White House visitor logs are riddled with missing information and trivia. Emma Schwartz
Reading Time: 2 minutes

After months of boasting about releasing the names of all visitors to the White House, the Obama administration now concedes the visitor logs are incomplete.

Responding to the Center for Public Integrity’s findings earlier this week, spokesman Jay Carney said Thursday that the visitor logs aren’t intended to be a complete record of who enters the building. “They’re not designed for public release. They’re designed for security reasons,” he said. Jake Tapper of ABC News put the question to Carney at the daily White House media briefing.

A Center investigation revealed the logs are incomplete for thousands of visitors to the White House, including lobbyists, government employees, campaign donors, policy experts, friends of the first family, and even celebrities like Bob Dylan and Joan Baez. The analysis showed the logs routinely omit or cloud key details about the identity of visitors, who they met with, the nature of the visit, and even includes the names of people who never showed up

Yet the White House website proudly describes “over 1,000,000 records of everyone who’s come through the doors of the White House” via a searchable database.

Carney defended the administration and said the president had “made extraordinary efforts to demonstrate the transparency that he thinks is vitally important.”

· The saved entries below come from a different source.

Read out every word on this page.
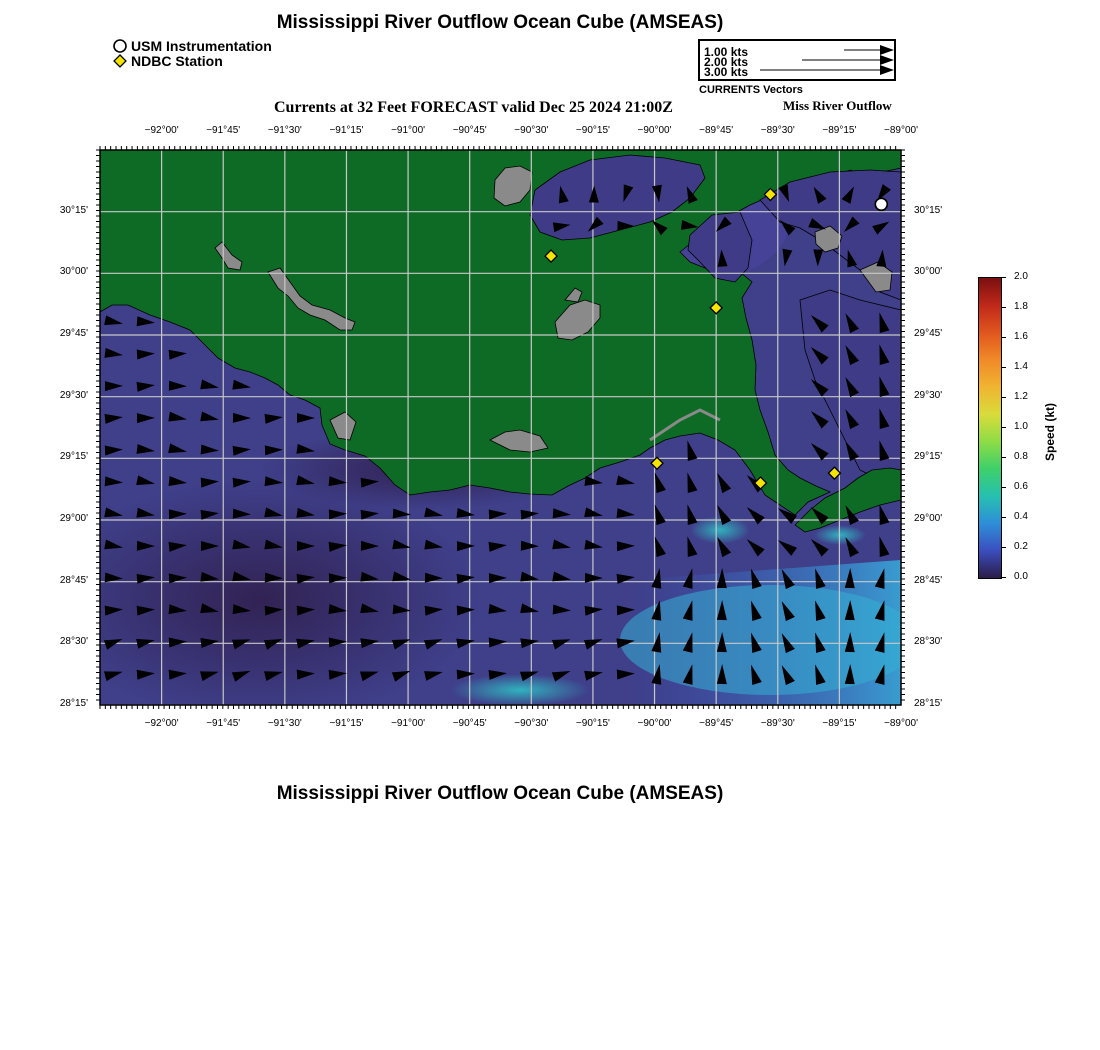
Mississippi River Outflow Ocean Cube (AMSEAS)
USM Instrumentation
NDBC Station
1.00 kts
2.00 kts
3.00 kts
CURRENTS Vectors
Currents at 32 Feet FORECAST valid Dec 25 2024 21:00Z	Miss River Outflow
−92°00'	−91°45'	−91°30'	−91°15'	−91°00'	−90°45'	−90°30'	−90°15'	−90°00'	−89°45'	−89°30'	−89°15'	−89°00'
−92°00'	−91°45'	−91°30'	−91°15'	−91°00'	−90°45'	−90°30'	−90°15'	−90°00'	−89°45'	−89°30'	−89°15'	−89°00'
30°15'
30°00'
29°45'
29°30'
29°15'
29°00'
28°45'
28°30'
28°15'
30°15'
30°00'
29°45'
29°30'
29°15'
29°00'
28°45'
28°30'
28°15'
2.0
1.8
1.6
1.4
1.2
1.0
0.8
0.6
0.4
0.2
0.0
Speed (kt)
Mississippi River Outflow Ocean Cube (AMSEAS)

“So the fact that it’s incomplete is not a reflection of any effort to withhold information. We release the information that we have in ways that have never been done before by any administration of any party. And we continue to work on ways to enhance the transparency that we’ve achieved already,” he said.

Carney said the official logs kept by the White House are primarily a security system to protect the first family and the people who work in the White House.

Asked why some names of people known to have visited the White House are absent from the logs, Carney said that issue should be taken up with the Secret Service. “I’d have to refer questions about that to them. But our effort at transparency is broad and sincere, and we continue to make efforts to be, to earn our reputation as the most transparent administration in history every day.”

Some transparency advocates aren’t so sure that administration deserves praise for releasing huge numbers of names—most of them people who entered the building on group tours.

“I think they ought to reassess, look at costs and benefits, and revisit this. My own feeling that it was an interesting experiment but that it has not paid dividends that anyone would have hoped for,” Steven Aftergood, director of the project on government secrecy of the Federation of American Scientists, said Thursday. “The resources should be redirected somewhere else or retooled in a different direction.”